The societal, operational and human costs associated with COVID-19 are prominent in our thoughts, discussions and efforts. While these costs are undoubtedly high, health insurers and reinsurers are also closely monitoring the direct and indirect financial impact of the virus. The growing use of telemedicine and capacity constraints within our healthcare system will potentially dull utilization increases; however, the financial costs will still be significant.
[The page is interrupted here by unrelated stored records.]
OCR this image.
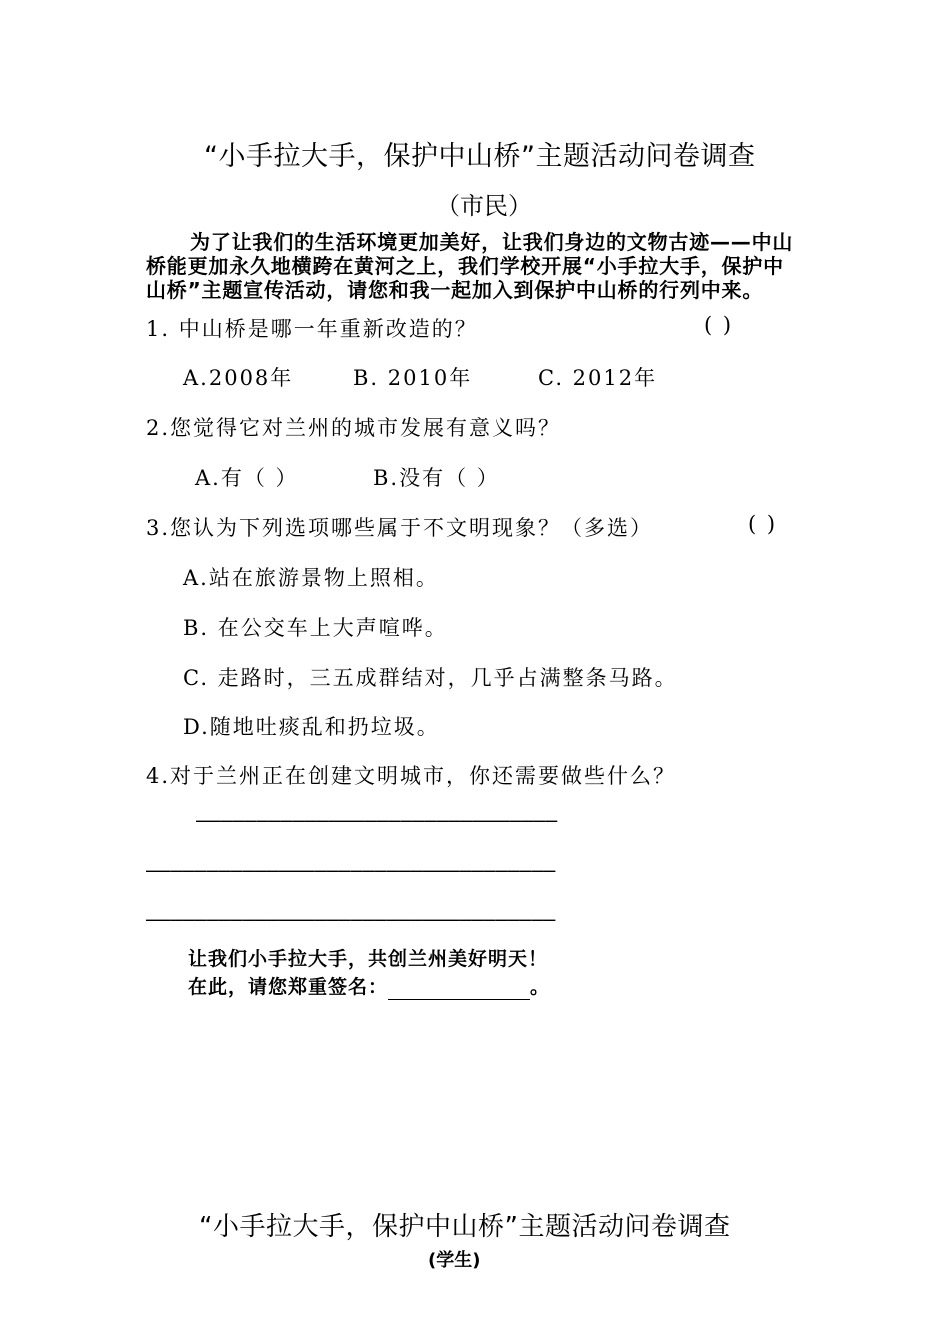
“小手拉大手，保护中山桥”主题活动问卷调查
（市民）
为了让我们的生活环境更加美好，让我们身边的文物古迹——中山
桥能更加永久地横跨在黄河之上，我们学校开展“小手拉大手，保护中
山桥”主题宣传活动，请您和我一起加入到保护中山桥的行列中来。
1. 中山桥是哪一年重新改造的？	( )
A.2008年	B. 2010年	C. 2012年
2.您觉得它对兰州的城市发展有意义吗？
A.有（ ）	B.没有（ ）
3.您认为下列选项哪些属于不文明现象？（多选）	( )
A.站在旅游景物上照相。
B. 在公交车上大声喧哗。
C. 走路时，三五成群结对，几乎占满整条马路。
D.随地吐痰乱和扔垃圾。
4.对于兰州正在创建文明城市，你还需要做些什么？
——————————————————————————————
——————————————————————————————————
——————————————————————————————————
让我们小手拉大手，共创兰州美好明天！
在此，请您郑重签名：	。
“小手拉大手，保护中山桥”主题活动问卷调查
(学生)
Examples of the types of direct insurance claims associated with COVID-19 include testing, doctor and emergency room visits, hospital admissions, stays in intensive care units and end of life care. As shown in Figure 1, the insurance costs in the United States associated with an inpatient hospital stay for pneumonia (a common complication from COVID-19) range from nearly USD 10,000 to over USD 20,000 (in 2018 dollars), depending on the length of stay, geography, coverage type and comorbidities of the patient. While the exact cost of testing for COVID-19 varies, according to FAIR Health, for patients not requiring a hospital stay, the costs for flu testing and accompanying doctor visits can range from USD 200.00 to USD 500.00. (1) While less common, severe cases of COVID-19 may develop into acute respiratory distress syndrome (ARDS), costing health insurers hundreds of thousands of dollars per member.
For patients who require more extensive treatment, including with a ventilator, costs are much higher. As shown in Figure 2, costs for treatment with a ventilator can range from USD 34,000 for ventilator support of less than 96 hours to USD 88,000 for ventilator support for more than 96 hours.
There are also a number of indirect medical cost considerations. For example, health insurers offering administrative services only and employer stop loss products may be exposed to increased credit risk should employers not have available funds for paying employer claims or premiums. This risk would appear to be greatest for small employers, potentially blunting the increase in credit risk exposure, as small employers are more likely to purchase fully insured plans. Health insurers are also keeping an eye on the proportion of members seeking out-of-network care, which could lead to increase costs for both the insurer and member. Increased out-of-network utilization may result if individuals become sick while self-isolating in rural areas or not returning home because of travel concerns.
There is growing encouragement from governments and healthcare providers to postpone elective surgeries. Eliminating non-essential surgeries allows hospitals to re-allocate their resources to better manage a surge in patients needing medical care resulting from contracting COVID-19. Should this trend continue, and it appears it will, health insurers may benefit from a near-term decrease in utilization from other-than-COVID-19 diagnoses, partially offsetting the increased utilization resulting from the pandemic.